A Swede, employed at the quarries of the Berlin Trap Rock Company, was arrested Saturday morning by County Game Warden E. Linn Pease of Enfield for illegal fishing with nets and traps in a brook containing game fish which runs near the Quarry [at the end of Phelps Road]. He was placed in the Suffield lock-up and later was released on bonds.

The annual May breakfast under the auspices of the Mapleton Hall Association will be held in Mapleton hall Thursday, May 1, from 10 a. m. to 8 p. m. The usual bill of fare will be served. The Mapleton May breakfast has become one of the institutions of the town and will be appreciated this year from the fact that last year it was omitted, owing to the scarcity and high prices of food.

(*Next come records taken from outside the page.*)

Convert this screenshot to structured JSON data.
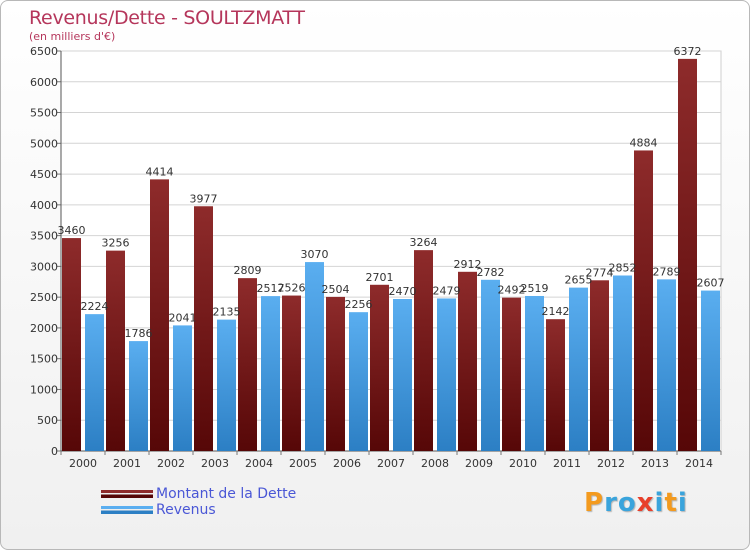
{
  "header": {
    "title": "Revenus/Dette - SOULTZMATT",
    "subtitle": "(en milliers d'€)"
  },
  "chart_data": {
    "type": "bar",
    "categories": [
      "2000",
      "2001",
      "2002",
      "2003",
      "2004",
      "2005",
      "2006",
      "2007",
      "2008",
      "2009",
      "2010",
      "2011",
      "2012",
      "2013",
      "2014"
    ],
    "series": [
      {
        "name": "Montant de la Dette",
        "color": "#7a1b1b",
        "values": [
          3460,
          3256,
          4414,
          3977,
          2809,
          2526,
          2504,
          2701,
          3264,
          2912,
          2492,
          2142,
          2774,
          4884,
          6372
        ]
      },
      {
        "name": "Revenus",
        "color": "#4a9fe3",
        "values": [
          2224,
          1786,
          2041,
          2135,
          2517,
          3070,
          2256,
          2470,
          2479,
          2782,
          2519,
          2655,
          2852,
          2789,
          2607
        ]
      }
    ],
    "yticks": [
      0,
      500,
      1000,
      1500,
      2000,
      2500,
      3000,
      3500,
      4000,
      4500,
      5000,
      5500,
      6000,
      6500
    ],
    "ylim": [
      0,
      6500
    ],
    "grid": true,
    "legend_position": "bottom-left"
  },
  "logo": {
    "letters": [
      "P",
      "r",
      "o",
      "x",
      "i",
      "t",
      "i"
    ],
    "colors": [
      "#f39a1e",
      "#3aa4dc",
      "#3aa4dc",
      "#e8402b",
      "#3aa4dc",
      "#f39a1e",
      "#3aa4dc"
    ]
  }
}
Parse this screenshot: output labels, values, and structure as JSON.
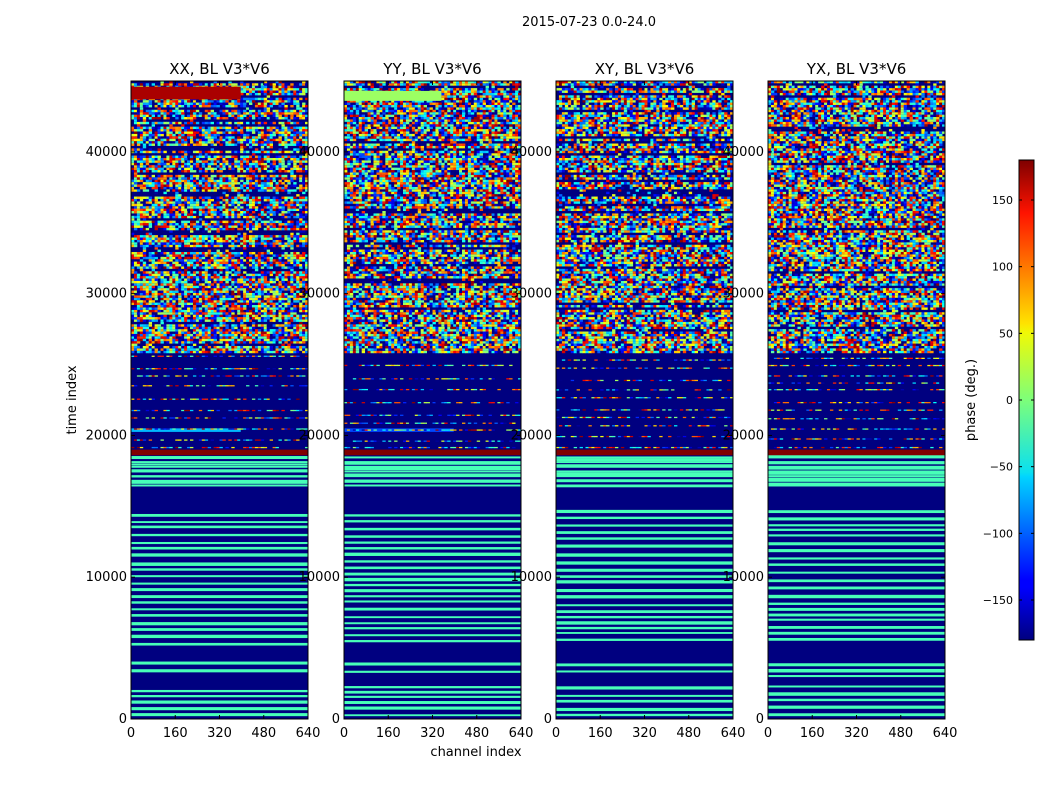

Mr. and Mrs. Philip Schwartz, who have been in California for the past 18 months, have returned to the east and at present are in Boston. They expect to return to their home here soon [Brookside, at the Boston Neck dam].

Walter Sheldon of the battleship New York has been spending a furlough at the home of his parents, Mr. and Mrs. Charles B. Sheldon, this week.

Brainard Alderman has sold his farm to a Polander, who will take possession soon.